The reproduction of the eel has been a mystery for centuries, since also the biggest male specimens seemed lacking of reproductive organs. Therefore, since ancient times, fanciful hypotheses have been formulated: among them, the theory according to which the animal could develop from the scales produced by adult eels rubbing themselves against stones. Only between the late 18th century and the mid-19th century it was discovered that the animal sexually reproduced, but there were still doubts on the mating place and the place where the eggs hatched, while many people still believed Aristotle's theory, according to which eels were born from small worms forming in the rainwater ponds.

Towards the end of the 17th century, it was noticed that large groups of eels used to move along the river to the sea during the autumn nights, but still the theory according to which they would migrate far away to reproduce remained only a theory. Only in the late 19th century, two Italian biologists gathered several small-size transparent specimens they observed for many weeks.

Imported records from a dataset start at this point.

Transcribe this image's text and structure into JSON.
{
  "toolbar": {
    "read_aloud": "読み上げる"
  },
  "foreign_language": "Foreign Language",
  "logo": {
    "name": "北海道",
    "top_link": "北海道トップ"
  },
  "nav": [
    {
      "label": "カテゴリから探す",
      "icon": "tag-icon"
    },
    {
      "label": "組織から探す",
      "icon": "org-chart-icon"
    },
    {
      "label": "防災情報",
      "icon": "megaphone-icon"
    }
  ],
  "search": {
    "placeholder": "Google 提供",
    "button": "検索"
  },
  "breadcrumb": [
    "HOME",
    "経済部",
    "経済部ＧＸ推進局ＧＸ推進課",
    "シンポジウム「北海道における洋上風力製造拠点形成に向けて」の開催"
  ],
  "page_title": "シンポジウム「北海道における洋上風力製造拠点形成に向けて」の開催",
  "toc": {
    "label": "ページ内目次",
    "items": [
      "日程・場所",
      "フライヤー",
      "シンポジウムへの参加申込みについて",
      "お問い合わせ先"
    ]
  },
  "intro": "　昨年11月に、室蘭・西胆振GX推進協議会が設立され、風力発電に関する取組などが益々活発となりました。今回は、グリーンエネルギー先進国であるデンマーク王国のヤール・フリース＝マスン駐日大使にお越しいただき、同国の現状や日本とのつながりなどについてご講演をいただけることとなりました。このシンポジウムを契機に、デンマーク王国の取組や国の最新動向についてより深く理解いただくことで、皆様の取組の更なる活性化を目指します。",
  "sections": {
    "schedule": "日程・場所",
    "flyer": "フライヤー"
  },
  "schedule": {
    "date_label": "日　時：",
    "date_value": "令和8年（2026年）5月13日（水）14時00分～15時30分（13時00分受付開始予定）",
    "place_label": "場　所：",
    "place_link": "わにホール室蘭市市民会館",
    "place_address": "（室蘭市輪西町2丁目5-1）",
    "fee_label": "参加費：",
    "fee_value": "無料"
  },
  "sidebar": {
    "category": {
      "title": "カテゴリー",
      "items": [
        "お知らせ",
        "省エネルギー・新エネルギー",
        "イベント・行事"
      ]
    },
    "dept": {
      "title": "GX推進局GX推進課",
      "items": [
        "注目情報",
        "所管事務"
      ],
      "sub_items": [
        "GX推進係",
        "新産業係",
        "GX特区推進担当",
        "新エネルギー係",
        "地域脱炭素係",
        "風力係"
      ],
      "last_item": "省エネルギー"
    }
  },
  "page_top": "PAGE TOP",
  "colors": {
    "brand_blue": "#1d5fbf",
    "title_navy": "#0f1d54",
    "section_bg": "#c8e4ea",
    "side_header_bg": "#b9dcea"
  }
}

They found out that those small animals they considered to be Leptocephalus brevirostris were instead larvae which slowly developed into young eels.
Later, even smaller specimens were discovered in Sargasso Sea, in the north-east of the West Indies, finally casting light on the issue: from the rivers of Western Europe, eels travel for over 4,000 kilometers to spawn their eggs into the depth of the Sargasso Sea in spring. When, at the beginning of the summer, the eggs hatch, the larvae come to the surface to eat plankton. They are less than one cm long and, since they can't swim yet, they let themselves be transported by the ocean currents across the Atlantic Ocean. When they are about three years old, they have reached about 8 cm of length and have finally reached the mouths of the European rivers, while they are still gradually transforming into young eels, called "blind" eels. During this stage, they swim along the river to its source in large groups, and they remain there for long periods, from 7 to 20 years.

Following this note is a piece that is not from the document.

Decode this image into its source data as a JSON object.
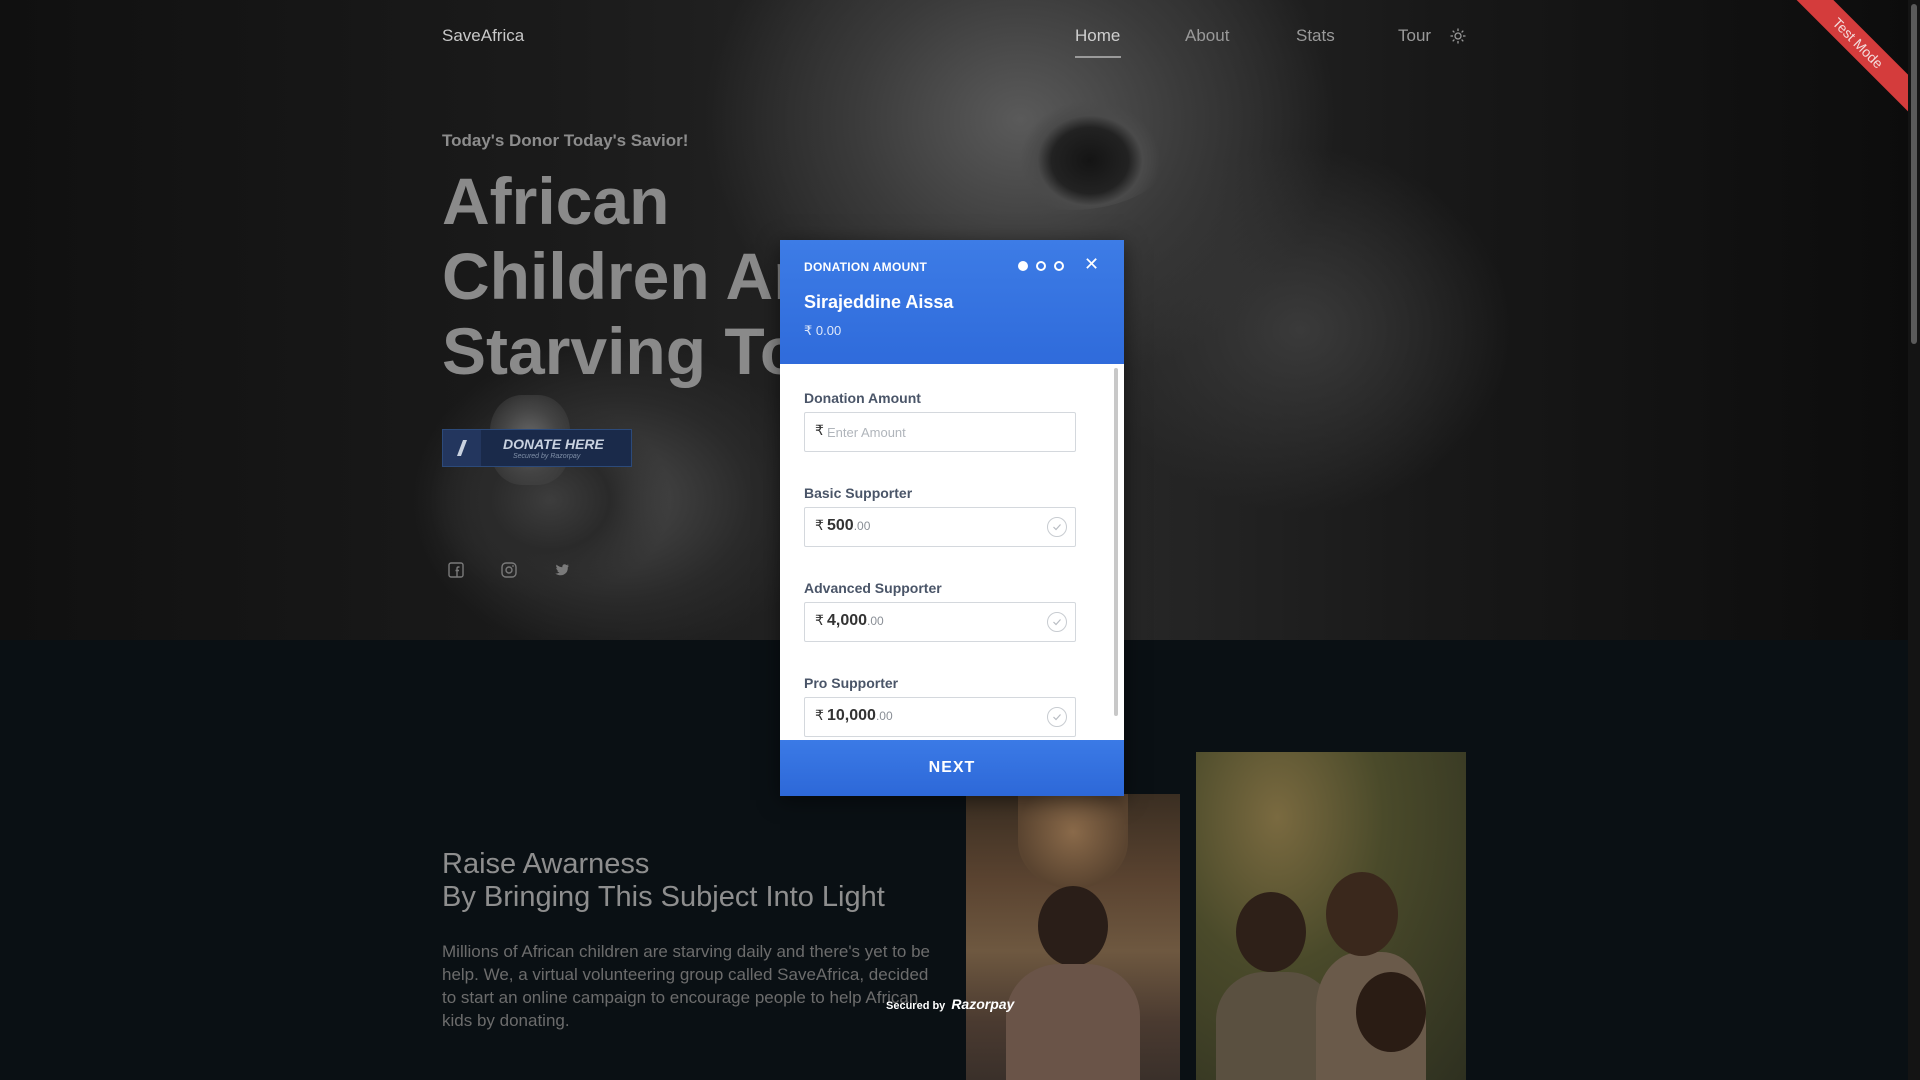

Also the American eels coming from the eastern coast of North America spawn their eggs in the Sargasso Sea, but in a different area. Their larvae reach then the coasts of North America in about one year, always transported by the current.
Many doubts on this animal still remain, since up to this moment no European eels going back to the Sargasso Sea have been found. Another theory is that only one species, the American species, exists: it would give origin to the new generation migrating to spawn the eggs. The European species would be the result of the eggs which broke open in milder waters and would reach the European waters only to die there, without reproducing.